Epistolary novels are unique not only in structure but in the way they allow plot to develop. Some novels thrive in this form thanks in large part to authors that are especially adept at manipulating the letters to deliver information and plot without it appearing to be a story contrived and condensed merely for the written word. Writing an epistolary novel is more difficult today simply because there are more forms of communication. Today when any sort of distance separates people there are myriad ways to close that distance. Now it is rare to even receive a postcard and the only direct written communication are generally email and text messages. I refuse to count Twitter as a tool of legitimate communication. In addition to email and text messages we also have the ability to communicate by video chat or the less and less popular telephone. A modern epistolary novel would require an amalgamation of all written communication between characters in a story, which would be quite difficult. The only one I have read recently was in the form of a journal.
The most frustrating thing about an epistolary novel is the dialogue. In no letter or email or journal do you write extended dialogue that occurred. Not only does it make the narrator unreliable because it would be impossible to remember three pages worth of dialogue accurately but it just looks unrealistic. Thankfully Frances Burney’s epistolary novel Evelina benefits from being written before the advent of the telephone so there is not a dearth of information in each letter due to several contrasting tools of communication. Burney’s characters also wrote actual letters that told stories. A standard novel that is as lacking in dialogue as Evelina would be dry and would likely be hard to distinguish from an essay but because of the novel’s form and the fact that each letter has carries the distinct voice of its author it is not difficult to embrace the story and follow it like any other.
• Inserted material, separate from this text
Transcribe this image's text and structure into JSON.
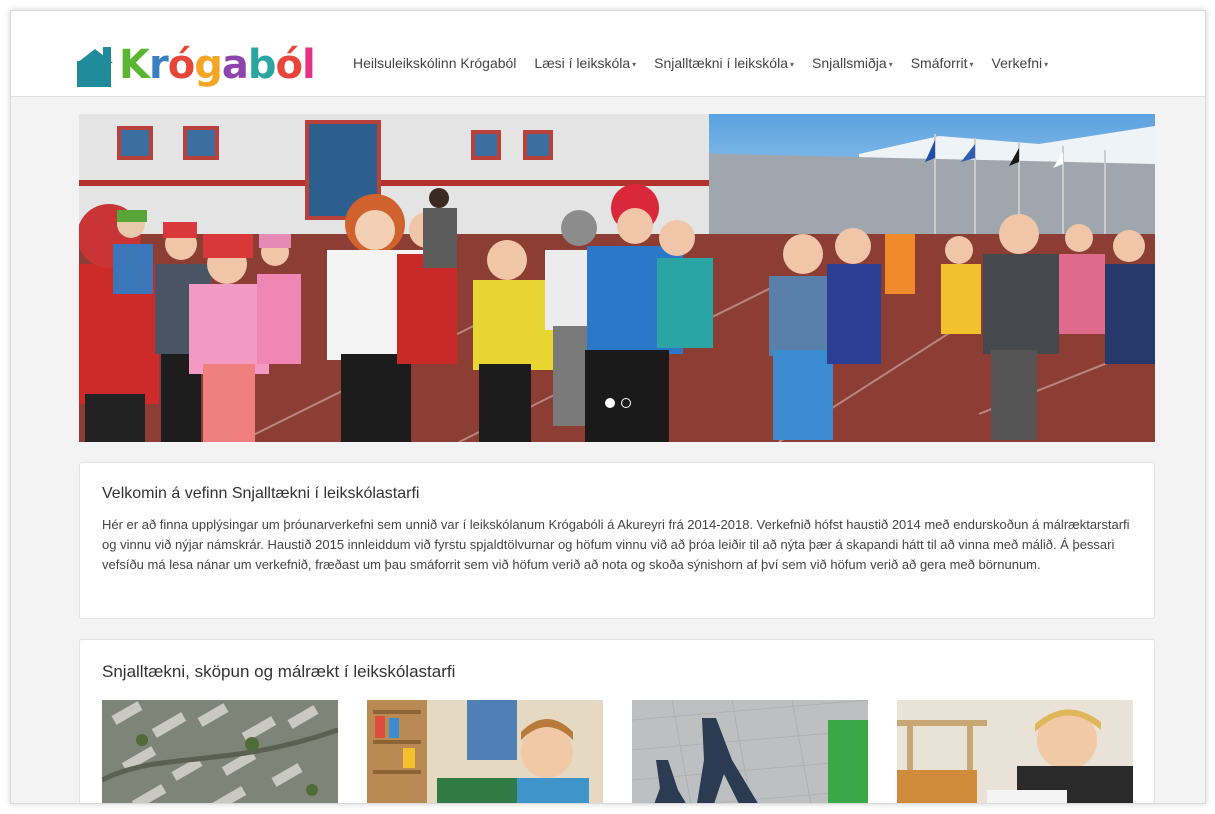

Burney does utilize dialogue from time to time but they are generally small and isolated instances that are sunken in among large chunks of narrative voice that tells each story, as one would traditionally expect to read in a letter.
Point of view is extremely important in any novel but never more so than in an epistolary novel. While Burney’s novel is the story of Evelina it is told through various points of view instead of just Evelina in the first person. Establishing the individual voices in the points of view of each letter writer is a very difficult thing to achieve but it is successful nonetheless. Evelina’s voice is always the most distinctive and most present and the people she interacts with on a regular basis offset this. In crafting Evelina, Burney did an excellent job of distinguishing from whom each letter is coming from and who it is going to while still maintaining a focus on Evelina. This is evidence that this unique structure was well handled by Burney.